The problem with being “fixed”
Where the idea of fixing becomes limiting is in what it assumes.
To be fixed implies that something is defective. That there is a correct version of you that therapy should help restore. That once the symptom disappears, the work is done.
Depth therapy takes a more cautious—and ultimately more respectful—stance.
Rather than asking How do we get rid of this? it begins with What is this part of you trying to do?
Rather than aiming for correction, it aims for understanding.
Rather than rushing toward relief, it stays curious about meaning.
This shift can feel uncomfortable at first, especially for people who are highly reflective, motivated, and used to solving problems through insight and effort. Many clients initially worry that this approach means staying stuck or wallowing in pain.
In practice, the opposite is usually true.
Growth, not cure
Depth therapy is oriented toward growth rather than cure; toward intention rather than outcome.
The aim is not to eliminate every symptom, but to help you develop a different relationship to your inner world—one that allows more flexibility, emotional range, and choice. As Carl Jung wrote, “I am not what happened to me, I am what I choose to become.” But that becoming does not happen by force. It happens through contact.
Contact with feelings that were once avoided.
Contact with wishes that were once disallowed.
Contact with patterns that quietly shape relationships and self-concept.
As these patterns are understood and worked through—often repeatedly, and often in the relationship with the therapist itself—symptoms tend to shift. Not because they were attacked, but because they are no longer needed in the same way.
What actually changes
One of the paradoxes of depth work is that change often arrives indirectly.
Clients may notice they react less intensely to the same situations. That familiar thoughts still appear, but no longer feel as convincing. That relationships begin to feel less constricting, even when circumstances haven’t dramatically changed.
Donald Winnicott, a psychoanalyst deeply concerned with emotional aliveness, described health not as the absence of conflict but as the ability to feel real and spontaneous in one’s life. From this perspective, therapy is less about repairing something broken and more about restoring access to parts of the self that had to go quiet.
This kind of change rarely fits neatly into a checklist. It is subtle, cumulative, and deeply personal. But when it happens, people often recognize it immediately—not as being “fixed,” but as feeling more themselves.
Why this takes time
Wanting quick relief is understandable.
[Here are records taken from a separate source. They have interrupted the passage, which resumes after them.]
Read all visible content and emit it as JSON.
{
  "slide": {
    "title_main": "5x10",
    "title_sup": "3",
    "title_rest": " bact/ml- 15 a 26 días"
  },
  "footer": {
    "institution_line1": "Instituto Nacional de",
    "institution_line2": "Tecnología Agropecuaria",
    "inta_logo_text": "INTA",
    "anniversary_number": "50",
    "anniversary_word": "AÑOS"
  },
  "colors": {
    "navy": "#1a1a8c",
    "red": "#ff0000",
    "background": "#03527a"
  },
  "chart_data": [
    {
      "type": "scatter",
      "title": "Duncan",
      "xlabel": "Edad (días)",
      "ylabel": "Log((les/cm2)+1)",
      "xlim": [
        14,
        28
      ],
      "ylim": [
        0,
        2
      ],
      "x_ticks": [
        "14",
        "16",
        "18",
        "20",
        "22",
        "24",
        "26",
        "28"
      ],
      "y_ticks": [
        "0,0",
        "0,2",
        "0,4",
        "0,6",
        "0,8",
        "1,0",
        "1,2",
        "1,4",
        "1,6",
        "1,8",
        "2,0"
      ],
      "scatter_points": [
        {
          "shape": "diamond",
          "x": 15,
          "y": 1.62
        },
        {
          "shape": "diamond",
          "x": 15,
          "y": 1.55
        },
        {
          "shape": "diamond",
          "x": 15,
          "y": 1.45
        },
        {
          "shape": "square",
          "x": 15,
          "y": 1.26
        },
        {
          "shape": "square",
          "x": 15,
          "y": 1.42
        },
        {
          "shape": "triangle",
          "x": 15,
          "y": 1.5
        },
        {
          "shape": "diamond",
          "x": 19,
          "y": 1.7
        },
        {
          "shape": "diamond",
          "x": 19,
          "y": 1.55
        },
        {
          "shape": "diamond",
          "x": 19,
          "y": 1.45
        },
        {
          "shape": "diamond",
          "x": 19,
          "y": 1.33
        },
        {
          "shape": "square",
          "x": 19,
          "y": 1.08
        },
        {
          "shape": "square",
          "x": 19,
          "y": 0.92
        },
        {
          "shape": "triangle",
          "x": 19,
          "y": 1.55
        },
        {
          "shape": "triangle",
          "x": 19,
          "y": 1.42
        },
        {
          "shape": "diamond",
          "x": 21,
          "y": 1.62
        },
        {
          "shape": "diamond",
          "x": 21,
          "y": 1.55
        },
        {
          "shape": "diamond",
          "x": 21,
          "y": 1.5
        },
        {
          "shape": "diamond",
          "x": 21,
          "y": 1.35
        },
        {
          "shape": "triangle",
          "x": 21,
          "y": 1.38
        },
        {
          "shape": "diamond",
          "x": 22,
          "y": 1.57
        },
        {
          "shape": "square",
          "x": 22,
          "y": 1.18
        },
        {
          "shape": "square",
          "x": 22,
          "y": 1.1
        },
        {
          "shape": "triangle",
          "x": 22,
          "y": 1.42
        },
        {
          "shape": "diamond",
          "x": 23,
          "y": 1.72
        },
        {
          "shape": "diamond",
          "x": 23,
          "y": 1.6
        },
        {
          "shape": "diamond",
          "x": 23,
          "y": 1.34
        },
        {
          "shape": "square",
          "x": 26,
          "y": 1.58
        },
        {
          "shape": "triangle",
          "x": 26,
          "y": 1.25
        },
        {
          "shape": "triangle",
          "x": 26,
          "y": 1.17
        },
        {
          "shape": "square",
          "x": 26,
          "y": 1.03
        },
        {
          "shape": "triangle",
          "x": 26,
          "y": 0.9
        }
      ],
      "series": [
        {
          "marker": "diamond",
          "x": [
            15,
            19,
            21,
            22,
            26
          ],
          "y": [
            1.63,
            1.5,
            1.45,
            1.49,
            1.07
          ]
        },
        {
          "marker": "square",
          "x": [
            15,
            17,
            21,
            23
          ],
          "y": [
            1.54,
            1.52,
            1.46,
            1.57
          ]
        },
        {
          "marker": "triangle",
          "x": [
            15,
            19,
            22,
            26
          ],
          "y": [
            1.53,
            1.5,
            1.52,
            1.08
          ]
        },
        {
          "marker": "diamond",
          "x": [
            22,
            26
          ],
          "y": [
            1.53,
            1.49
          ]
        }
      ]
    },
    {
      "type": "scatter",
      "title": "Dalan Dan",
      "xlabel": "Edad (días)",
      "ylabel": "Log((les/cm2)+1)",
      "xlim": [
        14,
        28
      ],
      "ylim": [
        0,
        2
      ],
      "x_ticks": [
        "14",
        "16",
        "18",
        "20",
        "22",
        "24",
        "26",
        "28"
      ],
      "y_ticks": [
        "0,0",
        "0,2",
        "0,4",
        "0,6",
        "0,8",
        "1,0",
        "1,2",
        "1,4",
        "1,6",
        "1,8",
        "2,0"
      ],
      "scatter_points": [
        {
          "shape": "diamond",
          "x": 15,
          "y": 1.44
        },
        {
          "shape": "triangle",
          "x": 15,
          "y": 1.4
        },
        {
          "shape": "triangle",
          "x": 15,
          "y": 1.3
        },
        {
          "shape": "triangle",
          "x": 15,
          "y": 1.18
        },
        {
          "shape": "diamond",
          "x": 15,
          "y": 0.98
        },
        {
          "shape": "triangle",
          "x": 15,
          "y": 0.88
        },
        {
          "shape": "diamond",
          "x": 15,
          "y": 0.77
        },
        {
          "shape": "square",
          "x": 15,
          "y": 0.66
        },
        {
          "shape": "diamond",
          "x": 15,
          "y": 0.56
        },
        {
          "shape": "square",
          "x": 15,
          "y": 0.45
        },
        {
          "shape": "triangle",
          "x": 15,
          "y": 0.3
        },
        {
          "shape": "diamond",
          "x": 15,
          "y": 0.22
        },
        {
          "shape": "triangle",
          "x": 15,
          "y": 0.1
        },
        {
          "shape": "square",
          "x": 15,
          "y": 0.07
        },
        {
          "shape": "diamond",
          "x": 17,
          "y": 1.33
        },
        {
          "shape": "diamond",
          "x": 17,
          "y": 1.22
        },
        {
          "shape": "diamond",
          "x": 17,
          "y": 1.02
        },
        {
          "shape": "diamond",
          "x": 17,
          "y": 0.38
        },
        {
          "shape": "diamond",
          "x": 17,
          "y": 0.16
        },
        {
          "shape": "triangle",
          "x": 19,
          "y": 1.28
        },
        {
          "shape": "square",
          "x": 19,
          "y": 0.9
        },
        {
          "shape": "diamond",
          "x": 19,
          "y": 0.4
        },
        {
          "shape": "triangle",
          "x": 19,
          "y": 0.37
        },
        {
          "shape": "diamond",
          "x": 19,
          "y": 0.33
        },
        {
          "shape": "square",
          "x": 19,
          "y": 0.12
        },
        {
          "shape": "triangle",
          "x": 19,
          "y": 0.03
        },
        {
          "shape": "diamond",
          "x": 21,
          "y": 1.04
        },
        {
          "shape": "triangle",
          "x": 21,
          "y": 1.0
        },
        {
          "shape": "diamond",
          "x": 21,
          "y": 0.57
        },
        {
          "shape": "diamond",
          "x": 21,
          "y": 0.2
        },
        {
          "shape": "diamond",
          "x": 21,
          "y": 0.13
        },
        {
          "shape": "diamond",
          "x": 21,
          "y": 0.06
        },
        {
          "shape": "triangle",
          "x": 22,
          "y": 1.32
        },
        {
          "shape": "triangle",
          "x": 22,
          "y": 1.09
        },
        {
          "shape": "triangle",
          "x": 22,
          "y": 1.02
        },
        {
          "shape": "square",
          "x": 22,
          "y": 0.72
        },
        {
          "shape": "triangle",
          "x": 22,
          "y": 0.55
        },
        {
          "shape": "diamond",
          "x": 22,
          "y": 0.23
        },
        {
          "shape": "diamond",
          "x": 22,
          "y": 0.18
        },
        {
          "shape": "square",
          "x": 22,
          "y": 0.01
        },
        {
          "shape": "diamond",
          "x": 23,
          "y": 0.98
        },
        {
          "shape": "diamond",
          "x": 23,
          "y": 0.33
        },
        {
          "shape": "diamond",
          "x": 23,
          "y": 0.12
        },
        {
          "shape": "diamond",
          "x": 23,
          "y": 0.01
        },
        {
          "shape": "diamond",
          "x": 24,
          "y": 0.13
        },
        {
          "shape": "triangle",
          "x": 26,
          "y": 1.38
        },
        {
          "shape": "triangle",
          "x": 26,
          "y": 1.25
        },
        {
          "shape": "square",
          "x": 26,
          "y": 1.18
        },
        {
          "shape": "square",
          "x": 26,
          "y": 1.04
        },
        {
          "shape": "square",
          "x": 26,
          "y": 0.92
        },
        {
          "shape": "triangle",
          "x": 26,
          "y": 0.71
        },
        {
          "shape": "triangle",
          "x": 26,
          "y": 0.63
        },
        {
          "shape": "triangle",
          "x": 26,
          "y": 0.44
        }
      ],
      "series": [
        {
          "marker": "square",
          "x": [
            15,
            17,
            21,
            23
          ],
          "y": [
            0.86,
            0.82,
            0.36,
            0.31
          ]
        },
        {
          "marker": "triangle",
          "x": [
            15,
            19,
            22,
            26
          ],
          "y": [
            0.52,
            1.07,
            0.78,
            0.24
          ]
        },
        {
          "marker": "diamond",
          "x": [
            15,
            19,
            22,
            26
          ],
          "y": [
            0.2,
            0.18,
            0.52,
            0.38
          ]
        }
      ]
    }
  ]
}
But the patterns that bring people to therapy usually developed over years, often in response to early relational experiences that shaped how safety, closeness, and self-expression were negotiated.
Depth therapy respects this complexity.
The work unfolds through repetition, reflection, and what psychoanalysis calls working through—returning to the same emotional terrain from slightly different angles until something new becomes possible. This is not inefficiency. It is developmental mastery.
Wilfred Bion described this process as learning from experience rather than rushing to certainty. Therapy, in this sense, becomes a place where thoughts and feelings can be held long enough to be metabolized, rather than immediately acted upon or dismissed.
If you find yourself wanting to be fixed
If you come to therapy hoping to be fixed, you are not doing it wrong. That wish often marks the beginning of the work, not a misunderstanding of it.
Over time, many people find that what they actually wanted was not eradication of their feelings, but permission to understand them. Not a better version of themselves, but a fuller one.
Depth therapy is not about quick fixes. It is about real change—the kind that reshapes how you relate to yourself, to others, and to your own inner life.
And that work, while slower and sometimes more demanding, tends to last.